Maximin Marchand : une voix qui compte
(Photo D.R.)
(Photo D.R.)

A la fin de Ruy Blas on entend Maximin Marchand chanter. On est alors saisis par sa voix de contreténor. Né le 19 février 1986 à Montélimar, il suivit des études de lettres à Grenoble et Erasmus oblige à Berlin. C’est là qu’il fit de la danse, puis diplômé de l’École Régionale de Cannes, il fut formé au conservatoire de musique ancienne d’Aix-en-Provence par Monique Zanetti. Une voix donc dans ce Ruy Blas. Un choc ! « Ce spectacle», souligne-t-il, c’est un grand vaisseau, et j’ai aimé faire ce voyage qu’est cette aventure de troupe. On a vécu ensemble tout le temps. C’est une donnée qu’il faut prendre en compte.
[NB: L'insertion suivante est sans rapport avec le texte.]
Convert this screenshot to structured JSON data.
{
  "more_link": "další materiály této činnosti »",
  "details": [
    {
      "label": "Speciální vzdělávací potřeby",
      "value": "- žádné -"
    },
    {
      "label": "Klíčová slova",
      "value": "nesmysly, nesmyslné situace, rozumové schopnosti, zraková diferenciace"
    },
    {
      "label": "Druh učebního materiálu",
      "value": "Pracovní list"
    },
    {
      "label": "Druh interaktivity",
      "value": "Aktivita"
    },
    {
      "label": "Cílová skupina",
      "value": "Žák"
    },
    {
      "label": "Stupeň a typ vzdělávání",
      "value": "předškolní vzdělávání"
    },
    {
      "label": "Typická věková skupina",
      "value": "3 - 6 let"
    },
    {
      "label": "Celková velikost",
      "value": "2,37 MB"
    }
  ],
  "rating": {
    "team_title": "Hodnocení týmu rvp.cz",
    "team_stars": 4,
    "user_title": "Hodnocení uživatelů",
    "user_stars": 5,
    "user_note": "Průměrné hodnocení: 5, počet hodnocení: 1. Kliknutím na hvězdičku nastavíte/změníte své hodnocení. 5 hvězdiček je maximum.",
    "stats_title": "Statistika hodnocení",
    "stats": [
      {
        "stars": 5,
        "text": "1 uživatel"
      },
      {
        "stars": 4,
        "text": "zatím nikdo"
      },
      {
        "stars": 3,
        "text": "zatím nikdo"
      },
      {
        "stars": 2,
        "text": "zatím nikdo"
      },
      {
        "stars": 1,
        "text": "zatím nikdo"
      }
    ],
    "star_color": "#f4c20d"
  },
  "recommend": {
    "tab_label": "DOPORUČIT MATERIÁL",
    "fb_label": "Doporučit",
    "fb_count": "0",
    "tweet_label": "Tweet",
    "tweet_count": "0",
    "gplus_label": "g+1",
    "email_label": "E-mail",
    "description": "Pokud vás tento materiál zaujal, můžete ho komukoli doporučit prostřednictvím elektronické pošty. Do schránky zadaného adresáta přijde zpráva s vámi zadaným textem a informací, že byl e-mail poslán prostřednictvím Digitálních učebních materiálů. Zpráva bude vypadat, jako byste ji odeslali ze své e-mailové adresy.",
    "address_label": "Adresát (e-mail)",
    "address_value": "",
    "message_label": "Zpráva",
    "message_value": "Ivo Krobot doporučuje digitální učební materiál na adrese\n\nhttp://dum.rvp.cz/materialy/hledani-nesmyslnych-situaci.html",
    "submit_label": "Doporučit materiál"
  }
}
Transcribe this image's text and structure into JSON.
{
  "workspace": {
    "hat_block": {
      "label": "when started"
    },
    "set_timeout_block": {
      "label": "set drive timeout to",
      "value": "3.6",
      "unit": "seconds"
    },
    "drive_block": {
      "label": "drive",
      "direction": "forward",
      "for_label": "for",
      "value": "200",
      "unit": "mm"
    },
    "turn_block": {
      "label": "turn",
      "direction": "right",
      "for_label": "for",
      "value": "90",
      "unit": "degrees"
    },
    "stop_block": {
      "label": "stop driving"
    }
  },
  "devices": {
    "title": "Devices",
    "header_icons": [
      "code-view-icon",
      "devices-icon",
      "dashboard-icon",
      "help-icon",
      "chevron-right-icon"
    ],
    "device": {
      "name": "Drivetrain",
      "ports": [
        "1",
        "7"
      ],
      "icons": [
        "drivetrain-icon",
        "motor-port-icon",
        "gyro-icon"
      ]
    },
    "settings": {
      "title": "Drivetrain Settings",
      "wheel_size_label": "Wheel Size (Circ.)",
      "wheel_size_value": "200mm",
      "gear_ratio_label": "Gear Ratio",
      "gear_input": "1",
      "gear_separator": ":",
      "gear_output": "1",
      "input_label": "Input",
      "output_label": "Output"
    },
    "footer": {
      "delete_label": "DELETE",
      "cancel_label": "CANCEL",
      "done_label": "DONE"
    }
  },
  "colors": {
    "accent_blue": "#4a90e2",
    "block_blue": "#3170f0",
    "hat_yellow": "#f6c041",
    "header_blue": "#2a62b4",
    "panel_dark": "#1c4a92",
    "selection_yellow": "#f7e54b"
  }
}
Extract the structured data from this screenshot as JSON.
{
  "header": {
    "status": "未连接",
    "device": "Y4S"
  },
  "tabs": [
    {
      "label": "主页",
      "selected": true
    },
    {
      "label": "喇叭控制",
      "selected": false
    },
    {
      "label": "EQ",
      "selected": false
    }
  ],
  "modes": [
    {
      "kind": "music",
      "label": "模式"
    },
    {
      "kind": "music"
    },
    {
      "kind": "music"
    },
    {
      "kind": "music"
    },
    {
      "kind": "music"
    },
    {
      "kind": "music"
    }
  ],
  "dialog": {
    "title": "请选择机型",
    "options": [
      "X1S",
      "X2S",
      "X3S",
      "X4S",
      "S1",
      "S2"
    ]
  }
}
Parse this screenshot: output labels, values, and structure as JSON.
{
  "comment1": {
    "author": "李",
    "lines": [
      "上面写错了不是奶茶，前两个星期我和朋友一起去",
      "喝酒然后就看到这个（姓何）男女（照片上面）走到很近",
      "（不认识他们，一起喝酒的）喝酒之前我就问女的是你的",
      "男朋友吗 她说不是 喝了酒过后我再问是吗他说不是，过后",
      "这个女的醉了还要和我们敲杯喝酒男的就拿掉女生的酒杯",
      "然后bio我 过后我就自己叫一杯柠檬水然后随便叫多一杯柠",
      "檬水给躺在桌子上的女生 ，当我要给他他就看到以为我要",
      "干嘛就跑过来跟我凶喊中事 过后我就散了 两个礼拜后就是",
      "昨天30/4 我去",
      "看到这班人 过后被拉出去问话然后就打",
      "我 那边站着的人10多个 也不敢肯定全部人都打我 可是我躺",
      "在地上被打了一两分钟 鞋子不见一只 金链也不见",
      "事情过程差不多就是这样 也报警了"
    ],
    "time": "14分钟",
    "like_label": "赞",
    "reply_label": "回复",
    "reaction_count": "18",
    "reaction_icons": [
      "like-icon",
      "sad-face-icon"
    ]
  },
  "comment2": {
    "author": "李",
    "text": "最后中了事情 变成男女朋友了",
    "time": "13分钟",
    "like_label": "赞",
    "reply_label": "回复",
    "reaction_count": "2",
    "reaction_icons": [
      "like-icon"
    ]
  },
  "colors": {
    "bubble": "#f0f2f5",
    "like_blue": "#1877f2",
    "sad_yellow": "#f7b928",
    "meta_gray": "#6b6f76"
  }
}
Ça m’a transformé». Baryton dans «La flûte enchantée» de Mozart dans sa version française, Maximin Marchand, a travaillé au théâtre avec nombre d’artistes (de Laurent Gutman à Marcial di Fonzo Bo), et c’est en 2014 qu’il joua au Festival d’Avignon dans «Le Prince de Hombourg», mis en scène par Giorgio Corsetti, aux côtés de Xavier Gallais et Gonzague Van Bervesseles, acteur magique dont on a dit ici tout le bien que l’on pensait au moment de la sortie du film « Mes provinciales ». Musicien lui-même collaborant régulièrement à des ensembles divers, spécialiste de polyphonie et de baroque, Maximin Marchand qui vit désormais à Marseille, aime travailler au théâtre avec Yves Beaunesne dont c’est après «le Cid» sa deuxième participation à un spectacle. Un être exigeant au charisme évident. La pièce Ruy Blas devant beaucoup à sa présence artistique et à son mérite de comédien multiforme.
J.R.-B.
Zacharie Féron : un comédien-danseur virtuose
(Photo D.R.)
(Photo D.R.)

C’est à l’âge de huit ans que l’Australien Zacharie Féron débarqua dans la ville d’Aix-en-Provence où il resta jusqu’à 18 ans. Encouragé très jeune à faire du théâtre, cet acteur assez fascinant, poussé à jouer par Christel Fabre intégrera la compagnie aixoise «Ainsi de suite», puis le conservatoire d’art dramatique de Montpellier. Zacharie travaillera aux côtés de Jean-Pierre Vincent, où il joua Marivaux, Christian Schiaretti ou Agnès Dewitte. «Une bonne pièce, c’est quand j’entends quelque chose que je n’ai pas entendu ou vu auparavant. Il faut du rythme, et que les acteurs prennent leurs rôles à bras-le-corps, qu’ils me racontent une histoire», indique-t-il avant d’ajouter: «Au théâtre j’apprécie de faire partie d’une histoire collective. S’inviter à un voyage en quelque sorte». Grand admirateur de Shakespeare qu’il peut interpréter dans sa langue originelle, (il parle parfaitement l’anglais), ce comédien fou de musique a une passion pour Feydeau, Ibsen, Tchekhov. Des metteurs en scène anglais tels que Declan Donellan, ou Peter Brook le fascinent. Et de vouer une admiration sans limite pour Jorge Rodrigues, un immense artiste. Et, sur Ruy Blas -à destination de Thierry Bosc, un de ses camarades de jeu- il avance: «Je songe en le regardant incarner son personnage à un clown, un enfant qui joue, un être hors du temps. Il est exceptionnel !» Beau compliment tandis qu’il définit Ruy Blas comme «l’histoire d’un transfuge, d’une quête d’identité à travers des classes sociales» saluant au passage la grande liberté qu’Yves Beaunesne laisse aux comédiens. Si Zacharie Féron possède une voix (il a chanté aux chorégies d’Orange et à l’opéra de Marseille), c’est aussi un danseur virtuose qui a travaillé avec Josette Baïz. La scène de grand écart après une chorégraphie inventive dans Ruy Blas atteste de son énergie, de sa disponibilité et met en avant son côté funambule. Artiste dans l’âme, Zacharie Féron illumine aussi de sa présence ce Ruy Blas inoubliable.
J.R.-B.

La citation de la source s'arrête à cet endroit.